Arjen posted this story in another thread; the topic turned to government mistreating people. Personally, I wasn't really aware of what happened - war usually brings atrocities, so I assume the worst when untold thousands of soldiers are deployed for extended periods and subject to brutal combat, but I didn't have any specifics, just the instinct that both the Communist and Western combatants were probably responsible for unnecessary bloodshed. So for me, the story was educational - it gave me some facts to work with. The song was dark humor.

Quote:
My example is this; I do not believe in the state of Israel.
One group call me prejudiced towards Jewish people, the other think there must be more about the Jewish people I do not like.
I have reasons for what I believe and it is neither of these and the importance of my reasoning, is lost to them in translation.


In many ways, I'm torn on the issue as well.

Quote:
We may hold the clarity of history to ourselves for as long as we can but history will clarify itself. Whether it is whispered to deaf ears or it is shuddered through the earth in quakes, provided we do not develop a fundamentalist view, we should avoid extremist action.

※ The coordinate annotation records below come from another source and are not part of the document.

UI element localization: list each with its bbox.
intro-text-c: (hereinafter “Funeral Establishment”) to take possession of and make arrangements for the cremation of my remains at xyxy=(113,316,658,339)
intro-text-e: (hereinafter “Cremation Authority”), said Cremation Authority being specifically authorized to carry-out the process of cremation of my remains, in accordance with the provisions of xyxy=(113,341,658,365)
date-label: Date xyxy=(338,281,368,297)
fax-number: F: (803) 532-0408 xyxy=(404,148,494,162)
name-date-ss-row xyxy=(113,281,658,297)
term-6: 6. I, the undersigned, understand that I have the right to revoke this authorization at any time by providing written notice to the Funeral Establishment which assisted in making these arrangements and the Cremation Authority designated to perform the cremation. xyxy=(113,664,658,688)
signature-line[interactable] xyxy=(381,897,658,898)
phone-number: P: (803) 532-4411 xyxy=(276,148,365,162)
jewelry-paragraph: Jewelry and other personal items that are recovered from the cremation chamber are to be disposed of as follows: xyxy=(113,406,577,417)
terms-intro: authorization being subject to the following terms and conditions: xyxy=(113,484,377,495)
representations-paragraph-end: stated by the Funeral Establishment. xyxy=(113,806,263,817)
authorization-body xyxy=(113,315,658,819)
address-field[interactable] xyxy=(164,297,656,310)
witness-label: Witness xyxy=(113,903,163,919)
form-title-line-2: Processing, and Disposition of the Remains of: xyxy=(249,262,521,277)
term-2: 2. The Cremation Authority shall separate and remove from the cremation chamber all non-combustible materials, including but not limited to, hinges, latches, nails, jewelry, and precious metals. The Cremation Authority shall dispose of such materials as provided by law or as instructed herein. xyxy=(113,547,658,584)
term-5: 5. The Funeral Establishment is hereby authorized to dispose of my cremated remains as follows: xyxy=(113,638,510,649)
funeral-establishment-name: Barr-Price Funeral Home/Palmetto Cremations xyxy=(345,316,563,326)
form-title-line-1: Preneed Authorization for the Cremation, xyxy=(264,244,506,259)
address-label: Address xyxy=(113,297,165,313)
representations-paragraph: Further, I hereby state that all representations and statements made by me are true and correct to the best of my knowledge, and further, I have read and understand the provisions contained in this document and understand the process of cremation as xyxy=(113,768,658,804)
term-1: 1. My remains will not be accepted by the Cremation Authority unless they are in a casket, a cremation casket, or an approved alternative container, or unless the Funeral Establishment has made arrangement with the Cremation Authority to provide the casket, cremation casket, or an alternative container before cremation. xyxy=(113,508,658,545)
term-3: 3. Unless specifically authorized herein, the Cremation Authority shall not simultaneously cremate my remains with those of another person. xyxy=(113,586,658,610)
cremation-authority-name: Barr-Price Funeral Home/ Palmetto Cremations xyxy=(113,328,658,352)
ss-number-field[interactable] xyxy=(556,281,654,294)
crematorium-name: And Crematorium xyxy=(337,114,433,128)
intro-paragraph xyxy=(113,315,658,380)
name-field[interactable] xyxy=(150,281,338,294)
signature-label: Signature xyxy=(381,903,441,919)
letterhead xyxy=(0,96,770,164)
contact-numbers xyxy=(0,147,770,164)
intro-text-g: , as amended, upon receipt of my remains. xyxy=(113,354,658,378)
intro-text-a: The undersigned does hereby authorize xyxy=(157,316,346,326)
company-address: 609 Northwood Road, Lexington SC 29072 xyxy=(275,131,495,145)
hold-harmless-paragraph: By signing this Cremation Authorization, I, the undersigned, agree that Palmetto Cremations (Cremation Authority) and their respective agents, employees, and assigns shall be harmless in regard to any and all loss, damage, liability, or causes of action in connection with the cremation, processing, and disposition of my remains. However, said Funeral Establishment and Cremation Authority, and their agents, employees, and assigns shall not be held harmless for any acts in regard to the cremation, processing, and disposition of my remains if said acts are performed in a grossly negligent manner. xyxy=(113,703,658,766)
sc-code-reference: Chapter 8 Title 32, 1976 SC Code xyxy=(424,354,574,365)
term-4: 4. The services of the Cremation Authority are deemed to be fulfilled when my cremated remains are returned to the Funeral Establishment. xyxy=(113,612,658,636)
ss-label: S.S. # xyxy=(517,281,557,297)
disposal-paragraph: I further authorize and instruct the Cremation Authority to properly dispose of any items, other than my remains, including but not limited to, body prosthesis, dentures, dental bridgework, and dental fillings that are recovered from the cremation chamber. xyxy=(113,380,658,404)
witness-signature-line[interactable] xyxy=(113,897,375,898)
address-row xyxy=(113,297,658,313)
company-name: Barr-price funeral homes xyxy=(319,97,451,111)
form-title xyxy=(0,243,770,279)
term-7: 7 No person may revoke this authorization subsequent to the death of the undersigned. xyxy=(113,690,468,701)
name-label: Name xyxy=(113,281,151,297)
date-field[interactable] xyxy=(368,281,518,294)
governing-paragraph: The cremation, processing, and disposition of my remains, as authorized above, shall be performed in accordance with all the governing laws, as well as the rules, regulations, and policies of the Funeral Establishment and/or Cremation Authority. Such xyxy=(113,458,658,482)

I think that's why it's so important to learn about events like this one. Most of us here probably come from countries which never endured communism. For an American, and anyone else who's nation sold an us-versus-them approach to communism engendering the sort of hatred that characterizes fundamentalism and extreme nationalism (which is secular fundamentalism), stories like this help break down that ideological barrier - we have a clearer picture of the whole mess. Eventually, we start to lose the ability to believe that the whole thing needed to be, or was, us-versus-them.
urangutan
 
  1  
Reply Sat 12 Jul, 2008 01:00 am
@Didymos Thomas,
Thank-you Didymos Thomas. I have a game that I play, it is Total War. One version is Shogun, the other is Medieval. In Shogun there is no taking of prisoners, a Japanese tradition, while in the other it is encouraged by the use of a ransom. It is not an East, West philosophy as the English under Henry the Fifth, were reluctant to take prisoners, simply because they did not have the reserves to tend to them. Should he be condemned for this or do we see the reasoning as justifiable. I would like more information about the extent of the disidents actions, prior to the murder as I would hate to condemn someone to discover that they were covert or active forces. I by no means commend the actions taken but I would like to know more about the reasoning.
Arjen
 
  1  
Reply Sat 12 Jul, 2008 02:08 am
@urangutan,
Say Didy, I am undure what exactly you ment with your remark on the formation of the state Israel, but perhaps we should start a topic on it. It is quite a tale I think.
Smile
Didymos Thomas
 
  1  
Reply Sat 12 Jul, 2008 02:13 am
@Arjen,
Sounds like a great idea, Arjen.
Arjen
 
  1  
Reply Sat 12 Jul, 2008 02:14 am
@Didymos Thomas,
Didymos Thomas wrote:
Sounds like a great idea, Arjen.

That means I am going to have to make the first post, huh?